June 19, 2012 01:34 EDT

An analysis of the territorial disputes in the South China Sea between Vietnam, China and the Philippines.


The Spratly and the Paracel Islands in the South China Sea total less than thirteen km² in actual land. However, their strategic locations along the world’s most heavily trafficked shipping lanes, as well as the precious oil and gas deposits beneath, have made them the subject of fierce territorial disputes between a number of East and Southeast Asian nations. China, Taiwan, the Philippines, Malaysia, Brunei, and Vietnam have all laid claim to some or all of the islands, forcing numerous diplomatic stand-offs and, occasionally, naval showdowns.

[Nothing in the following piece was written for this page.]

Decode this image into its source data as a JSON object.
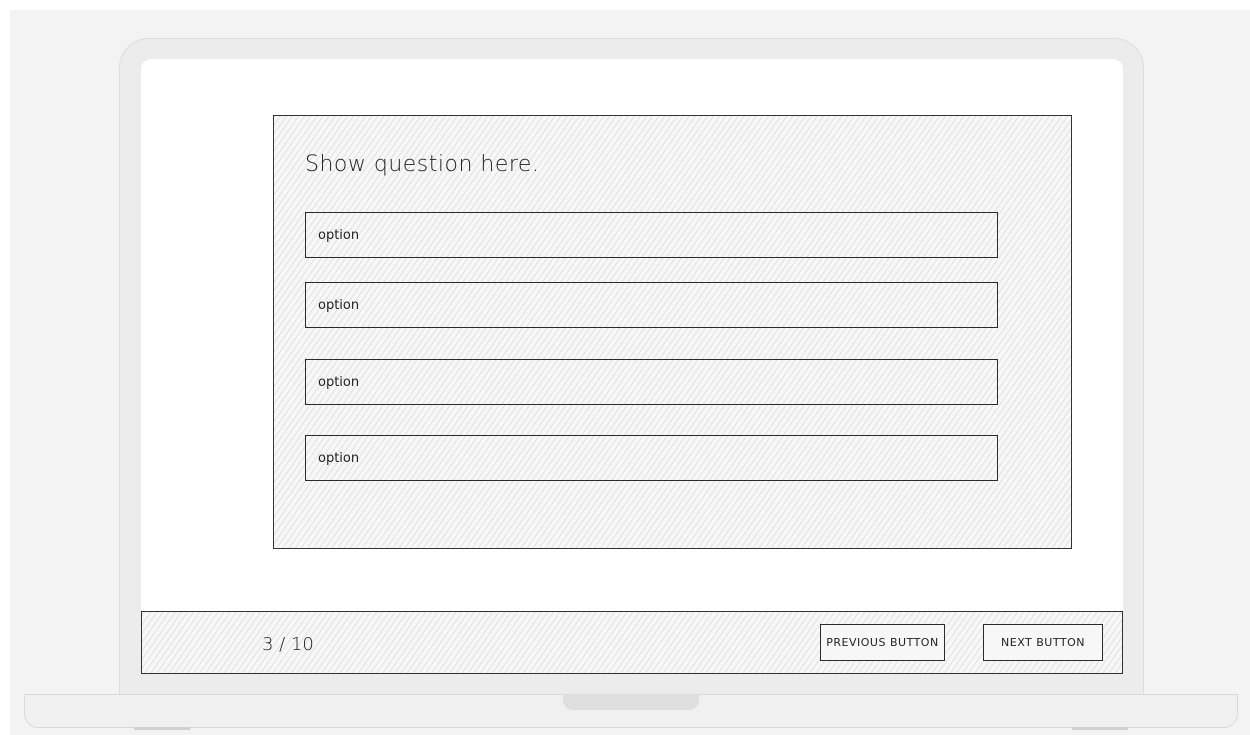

The exact territorial claims in question are complex, with each country reaching further into the past to provide historical evidence for its sovereignty in the South China Sea. China’s somewhat ambiguous “nine-dotted line” policy includes the majority of the South China Sea, and both the Paracels and the Spratlys. This policy follows maps drawn as early as 1914, endorsed by the Kuomintang in 1947 and later by the Communist government. China has backed up its claims with effective control of the Paracel Islands, having forced out the South Vietnamese military in 1974 and significant control of the Spratlys after the 1988 naval skirmish with a unified Vietnam.

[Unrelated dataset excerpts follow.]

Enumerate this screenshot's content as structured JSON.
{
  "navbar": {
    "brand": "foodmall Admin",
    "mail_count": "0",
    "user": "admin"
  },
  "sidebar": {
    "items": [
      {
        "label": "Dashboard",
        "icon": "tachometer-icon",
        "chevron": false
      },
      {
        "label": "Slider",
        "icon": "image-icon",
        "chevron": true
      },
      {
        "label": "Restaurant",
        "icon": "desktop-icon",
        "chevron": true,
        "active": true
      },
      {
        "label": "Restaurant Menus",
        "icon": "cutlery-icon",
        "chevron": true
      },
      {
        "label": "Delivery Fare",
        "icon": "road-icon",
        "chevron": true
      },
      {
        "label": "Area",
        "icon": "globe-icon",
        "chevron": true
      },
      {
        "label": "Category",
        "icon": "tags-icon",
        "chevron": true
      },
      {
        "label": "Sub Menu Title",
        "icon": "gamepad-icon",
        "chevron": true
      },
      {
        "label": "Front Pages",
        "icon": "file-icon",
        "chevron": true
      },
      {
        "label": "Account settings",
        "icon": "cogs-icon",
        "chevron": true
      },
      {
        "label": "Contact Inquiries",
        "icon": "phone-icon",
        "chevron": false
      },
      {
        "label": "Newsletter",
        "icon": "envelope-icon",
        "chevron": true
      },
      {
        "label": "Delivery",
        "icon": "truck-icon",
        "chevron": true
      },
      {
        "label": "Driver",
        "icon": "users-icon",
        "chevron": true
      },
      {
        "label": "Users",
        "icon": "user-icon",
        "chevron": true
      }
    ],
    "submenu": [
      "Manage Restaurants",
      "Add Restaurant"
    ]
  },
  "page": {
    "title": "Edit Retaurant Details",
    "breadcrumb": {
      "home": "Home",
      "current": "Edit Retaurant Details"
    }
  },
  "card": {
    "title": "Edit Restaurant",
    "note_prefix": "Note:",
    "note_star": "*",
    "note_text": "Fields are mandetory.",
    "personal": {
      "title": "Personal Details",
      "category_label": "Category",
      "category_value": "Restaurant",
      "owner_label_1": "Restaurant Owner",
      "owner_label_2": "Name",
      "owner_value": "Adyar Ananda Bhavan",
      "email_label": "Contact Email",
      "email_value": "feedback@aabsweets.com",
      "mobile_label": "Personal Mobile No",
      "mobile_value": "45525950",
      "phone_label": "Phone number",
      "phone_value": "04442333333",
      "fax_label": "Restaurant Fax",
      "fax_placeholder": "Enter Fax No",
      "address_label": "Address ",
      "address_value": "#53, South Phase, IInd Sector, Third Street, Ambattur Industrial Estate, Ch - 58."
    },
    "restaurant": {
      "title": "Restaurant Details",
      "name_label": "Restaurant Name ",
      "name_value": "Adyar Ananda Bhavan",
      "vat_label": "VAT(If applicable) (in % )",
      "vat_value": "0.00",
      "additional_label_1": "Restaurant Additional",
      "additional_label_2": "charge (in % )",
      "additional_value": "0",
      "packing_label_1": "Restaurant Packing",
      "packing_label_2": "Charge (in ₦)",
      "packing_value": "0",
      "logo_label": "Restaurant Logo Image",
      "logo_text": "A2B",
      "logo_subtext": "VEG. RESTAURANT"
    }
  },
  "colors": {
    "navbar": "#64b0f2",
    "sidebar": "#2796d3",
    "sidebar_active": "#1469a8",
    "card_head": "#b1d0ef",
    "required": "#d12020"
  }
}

Vietnam, however, continues to assert its claims of sovereignty and in 2009, submitted to the UN an official expansion of its continental shelf far beyond the 200 nautical miles allotted. Vietnam does not even refer to the “South China Sea” and instead calls it the “East Sea”. In 2005, China fired upon Vietnamese fishing boats and in 2011, Vietnam claimed that Chinese vessels had cut the cables of a Vietnamese oil and gas survey ship; these incidents have stirred up new anti-Chinese sentiment in Vietnam.

The Philippines, who along with Vietnam and China have most forcefully asserted their territorial claims with naval and diplomatic backing, also claim some of the reefs and gas fields within the Spratlys as well as the Scarborough Shoal. From April to May 2012, a Philippines warship was in a standoff with Chinese surveillance boats after trying to arrest Chinese fishermen. During this time, it also engaged in previously scheduled military exercises with the United States, leading China to publically reiterate its right to defend its maritime borders with military force.

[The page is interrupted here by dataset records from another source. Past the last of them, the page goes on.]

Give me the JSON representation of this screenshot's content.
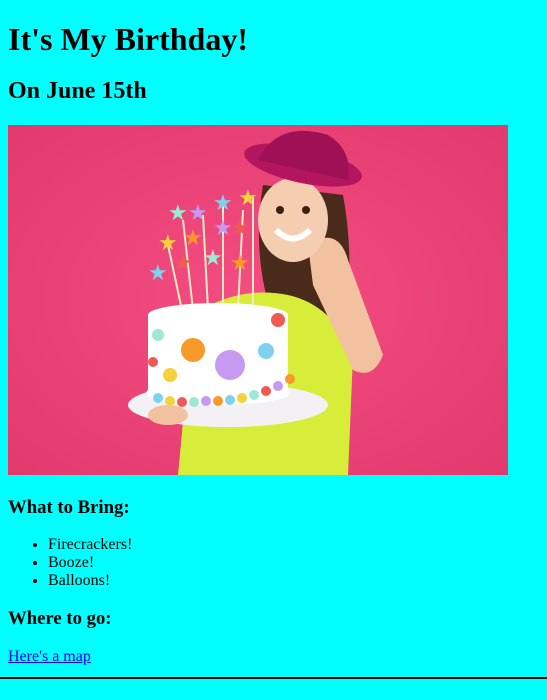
{
  "page": {
    "title": "It's My Birthday!",
    "date": "On June 15th",
    "image_alt": "Girl holding a birthday cake with star toppers, wearing a pink party hat",
    "bring": {
      "heading": "What to Bring:",
      "items": [
        "Firecrackers!",
        "Booze!",
        "Balloons!"
      ]
    },
    "where": {
      "heading": "Where to go:",
      "link_text": "Here's a map"
    }
  },
  "colors": {
    "background": "#00ffff",
    "photo_backdrop": "#f0457a",
    "link": "#0000ee"
  }
}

The United States encourages East and Southeast Asian nations to settle territorial disputes through international frameworks such as the Association for Southeast Asian Nations (ASEAN). This, in addition to the US Navy’s regular patrols of the South China Sea, has ever since caused great tension with China.

Why is the South China Sea relevant?

Over half the world’s shipping passes through the area, a figure expected to rise as Chinese oil consumption grows. Military installations on the Spratlys and the Paracels would potentially allow a nation to monitor and control this valuable merchant traffic. In addition, the Chinese government has estimated that the South China Sea contains 17.7bn tons of crude oil deposits, second only to Saudi Arabia. While other estimates have placed the potential deposits lower, this declaration drove a flurry of interest in the region. Valuable fishing in the region has also come into play as the South China Sea produces approximately 10% of the annual global fisheries catch.

The atmosphere in the region is tense as territorial disputes about the ownership of islands and the whole sea are on the verge of an escalation. Not only would such an escalation have fatal consequences for the regional order, but it will affect the global community as a whole.

As the South China Sea contains important strategic and economic hotspots connecting some of Asia's most essential economies and constituting the main maritime trade channel, peace and stability is needed to ensure the maritime security in the region.